17 jul 2026

Y UN DIA... APARECIO CHINA

CADENAS DE SUMINISTRO
Reducir la dependencia de China costaría a Occidente US$ 23,6 billones hasta 2050

LONDRES (Uypress) – 
16.07.2026





Estados Unidos, los países de la eurozona y el Reino Unido necesitarían invertir en conjunto US$ 23,6 billones —23,6 millones de millones de dólares— hasta 2050 para terminar con su dependencia de China en sectores productivos considerados estratégicos. La estimación pertenece a un análisis de la consultora EY-Parthenon divulgado por el Financial Times. 

El cálculo contempla el costo de reproducir fuera de China la infraestructura, la investigación, el software, la capacidad manufacturera y las redes de proveedores de las que actualmente dependen las principales economías occidentales.

De acuerdo con el estudio, Estados Unidos debería aportar aproximadamente US$ 13,7 billones, mientras que la eurozona necesitaría invertir US$ 9,1 billones y el Reino Unido otros US$ 800.000 millones durante los próximos 25 años.

La cifra equivale a un desembolso adicional promedio de US$ 940.000 millones por año, que debería sumarse a los compromisos ya existentes en defensa, energía, infraestructura y desarrollo tecnológico.

En el caso estadounidense, el gasto anual necesario rondaría los US$ 550.000 millones. Para Europa, el esfuerzo requerido se acercaría al presupuesto anual completo de la Unión Europea, mostrando la escala fiscal y política de un eventual proceso de desvinculación productiva.

El análisis no constituye una previsión sobre inversiones que ya hayan sido aprobadas. Se trata de una estimación teórica del costo que tendría reemplazar integralmente las capacidades chinas. Por esa razón, sus autores consideran más probable una reducción selectiva de riesgos que una ruptura completa de los vínculos económicos.

La estrategia conocida como de-risking busca trasladar o duplicar la producción de componentes esenciales, desarrollar proveedores alternativos y acumular reservas de productos estratégicos, sin eliminar totalmente el comercio con China.

Uno de los mayores obstáculos se encuentra en los minerales críticos empleados en baterías, vehículos eléctricos, semiconductores, turbinas eólicas, equipos militares y dispositivos electrónicos.

La Agencia Internacional de Energía señaló en su informe de 2025 que China podría mantener hacia 2035 más del 60% del suministro refinado de litio y cobalto, y alrededor del 80% del grafito para baterías y de las tierras raras utilizadas en imanes permanentes.

La actualización publicada este jueves presenta algunos avances en materia de diversificación. La participación del principal proveedor en el refinado de tierras raras bajó de más del 90% en 2023 al 85% en 2025 y podría reducirse al 70% en 2035 si las plantas proyectadas en Estados Unidos, Malasia y otros países entran efectivamente en funcionamiento.

Sin embargo, la AIE advirtió que gran parte de las nuevas inversiones se concentra en la extracción minera, mientras la capacidad de refinado, procesamiento y fabricación de componentes continúa rezagada.


En las cadenas de tierras raras, la capacidad de refinado anunciada fuera del proveedor dominante alcanzaría solamente dos tercios de la producción minera esperada para 2035. La capacidad prevista para fabricar imanes permanentes cubriría apenas un tercio de ese volumen.

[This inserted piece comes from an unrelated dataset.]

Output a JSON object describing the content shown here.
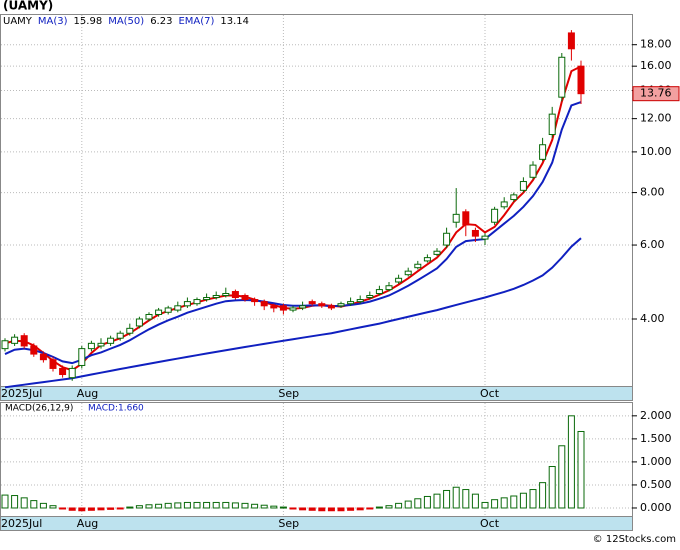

El organismo calculó además que una interrupción completa del comercio chino de grafito para baterías podría poner en riesgo más de US$ 300.000 millones anuales de producción industrial fuera de China. Una aplicación plena de las restricciones sobre tierras raras podría afectar actividades por unos US$ 6,5 billones anuales en los sectores automotor, tecnológico, energético y de defensa.

El desafío no se limita a disponer de yacimientos o recursos financieros. La reproducción de las cadenas chinas requiere tecnología especializada, equipos de procesamiento, trabajadores capacitados, redes logísticas y varios años de desarrollo industrial.

El costo estimado por EY-Parthenon refleja así una transformación más amplia: después de décadas de priorizar la eficiencia y los menores precios, las economías occidentales comenzaron a incorporar la seguridad del abastecimiento como un componente central de sus políticas industriales.

La cuestión ya no pasa únicamente por cuánto costaría depender menos de China, sino por determinar qué sectores justifican ese esfuerzo y cuánto están dispuestos a pagar los gobiernos, las empresas y los consumidores para reducir su exposición.